OK But How Does Postgres Stack Up?

This is the wonderful part, and some of the really fun parts people miss out on:

  • It's extremely performant in a lot of cases, we've shoved a ridiculous amount of traffic through it.
  • You can use it as a doc store! Yeah, okay, I usually don't opt for using engines "incorrectly" but Postgres has come a long way, the ability to dig and index into JSON columns is great.
  • You can beat the everliving snot out of an RDBMS if you're a half-decent engineer. We've had single-instance Postgres systems doing tens of thousands of non-trivial transactions per second, and yes, that's even after someone trots out the "well this key-value or document store can do 400k/sec" comparison everyone loves, sure, but those 400k are trivial ops on a single key or document. One non-trivial Postgres transaction is doing joins, constraint checks, and atomic writes across multiple tables. They're not the same unit and the comparison only flatters them if you pretend they are.
  • Has a good amount of tuning options allowing you some decent influence on performance.
  • Has a healthy extension market with a lot of additional bells-and-whistles you can add (PostGIS for spatial, pgvector for embeddings/RAG, TimescaleDB for time-series).
  • The MVCC system is complex but powerful.
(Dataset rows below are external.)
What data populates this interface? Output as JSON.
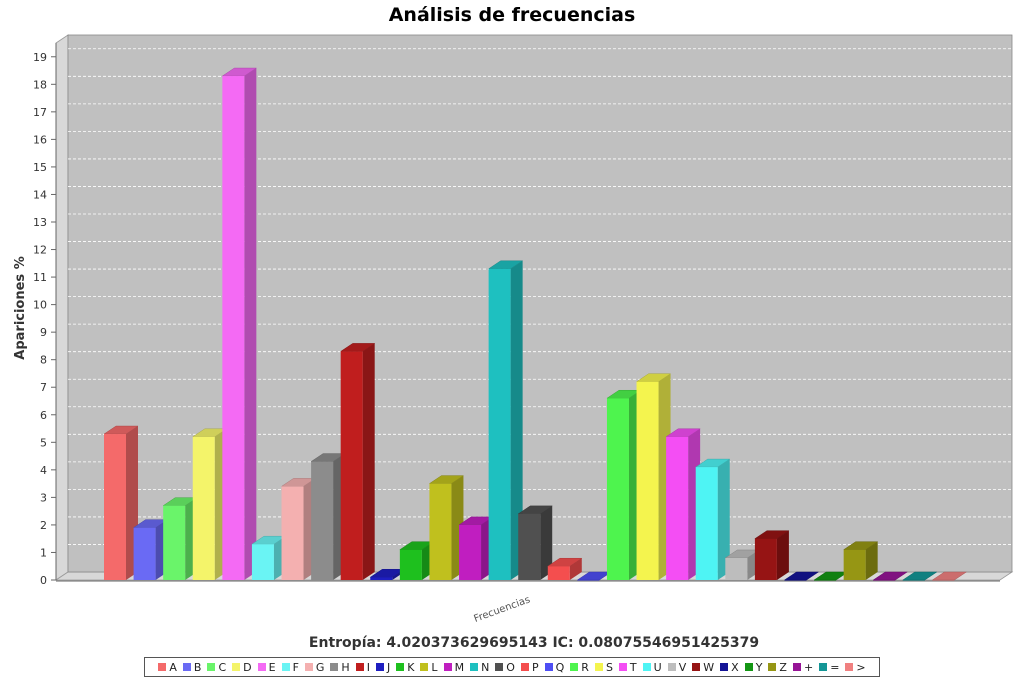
{
  "chart_data": {
    "type": "bar",
    "title": "Análisis de frecuencias",
    "ylabel": "Apariciones %",
    "category": "Frecuencias",
    "subtitle": "Entropía: 4.020373629695143  IC: 0.08075546951425379",
    "ylim": [
      0,
      19.5
    ],
    "yticks": [
      0,
      1,
      2,
      3,
      4,
      5,
      6,
      7,
      8,
      9,
      10,
      11,
      12,
      13,
      14,
      15,
      16,
      17,
      18,
      19
    ],
    "grid": true,
    "legend_position": "bottom",
    "series": [
      {
        "name": "A",
        "value": 5.3,
        "color": "#f46a6a"
      },
      {
        "name": "B",
        "value": 1.9,
        "color": "#6a6af4"
      },
      {
        "name": "C",
        "value": 2.7,
        "color": "#6af46a"
      },
      {
        "name": "D",
        "value": 5.2,
        "color": "#f4f46a"
      },
      {
        "name": "E",
        "value": 18.3,
        "color": "#f46af4"
      },
      {
        "name": "F",
        "value": 1.3,
        "color": "#6af4f4"
      },
      {
        "name": "G",
        "value": 3.4,
        "color": "#f4b0b0"
      },
      {
        "name": "H",
        "value": 4.3,
        "color": "#8c8c8c"
      },
      {
        "name": "I",
        "value": 8.3,
        "color": "#c01e1e"
      },
      {
        "name": "J",
        "value": 0.1,
        "color": "#1e1ec0"
      },
      {
        "name": "K",
        "value": 1.1,
        "color": "#1ec01e"
      },
      {
        "name": "L",
        "value": 3.5,
        "color": "#c0c01e"
      },
      {
        "name": "M",
        "value": 2.0,
        "color": "#c01ec0"
      },
      {
        "name": "N",
        "value": 11.3,
        "color": "#1ec0c0"
      },
      {
        "name": "O",
        "value": 2.4,
        "color": "#505050"
      },
      {
        "name": "P",
        "value": 0.5,
        "color": "#f44e4e"
      },
      {
        "name": "Q",
        "value": 0.0,
        "color": "#4e4ef4"
      },
      {
        "name": "R",
        "value": 6.6,
        "color": "#4ef44e"
      },
      {
        "name": "S",
        "value": 7.2,
        "color": "#f4f44e"
      },
      {
        "name": "T",
        "value": 5.2,
        "color": "#f44ef4"
      },
      {
        "name": "U",
        "value": 4.1,
        "color": "#4ef4f4"
      },
      {
        "name": "V",
        "value": 0.8,
        "color": "#bdbdbd"
      },
      {
        "name": "W",
        "value": 1.5,
        "color": "#961414"
      },
      {
        "name": "X",
        "value": 0.0,
        "color": "#141496"
      },
      {
        "name": "Y",
        "value": 0.0,
        "color": "#149614"
      },
      {
        "name": "Z",
        "value": 1.1,
        "color": "#969614"
      },
      {
        "name": "+",
        "value": 0.0,
        "color": "#961496"
      },
      {
        "name": "=",
        "value": 0.0,
        "color": "#149696"
      },
      {
        "name": ">",
        "value": 0.0,
        "color": "#f08080"
      }
    ]
  }
}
Where Am I Going To Get Bit?

  • I've had the query planner lie to me about costs, just straight up lie, "this is cheap" then thread-spins.
  • Like any RDBMS, beware of locking, a sloppy ALTER TABLE statement may be the difference between something that takes 100ms and 100 minutes (or longer). Learn how the engine allocates data.
  • There are many ways to set up clusters, each with their own pros and cons.
  • Postgres uses a process-per-connection model (every client connection forks its own backend OS process), which gets expensive at scale. PGBouncer is your friend, and your enemy. There is no free lunch with connection limits and port limitations, PGBouncer can make these logistics easier, but port exhaustion is still a thing.
  • If you need something truly scale-out, it likely isn't here, but you should also be making $100+m/yr, why are you even here?
  • Postgres is case-sensitive by default, unlike basically every other DB engine on the face of the planet. Configure case-insensitive collations on day one or you'll be patching application bugs forever.
  • Run VACUUM FULL, you'll have a good time (insert massive amounts of sarcasm here). Imagine a hard drive defrag from back in the day but it locks your hard drive while doing so. MSSQL got online index rebuilds right at least, at least if you're paying for Enterprise.
  • Major version upgrades can be annoying, not super bad though.

I Hate To Say It…

But yeah, just use Postgres, our options have narrowed over the years, and I agree, it's annoying, I almost feel like I'm not doing my job, but Microsoft's licensing and Oracle's lack of caring for MySQL did that for me.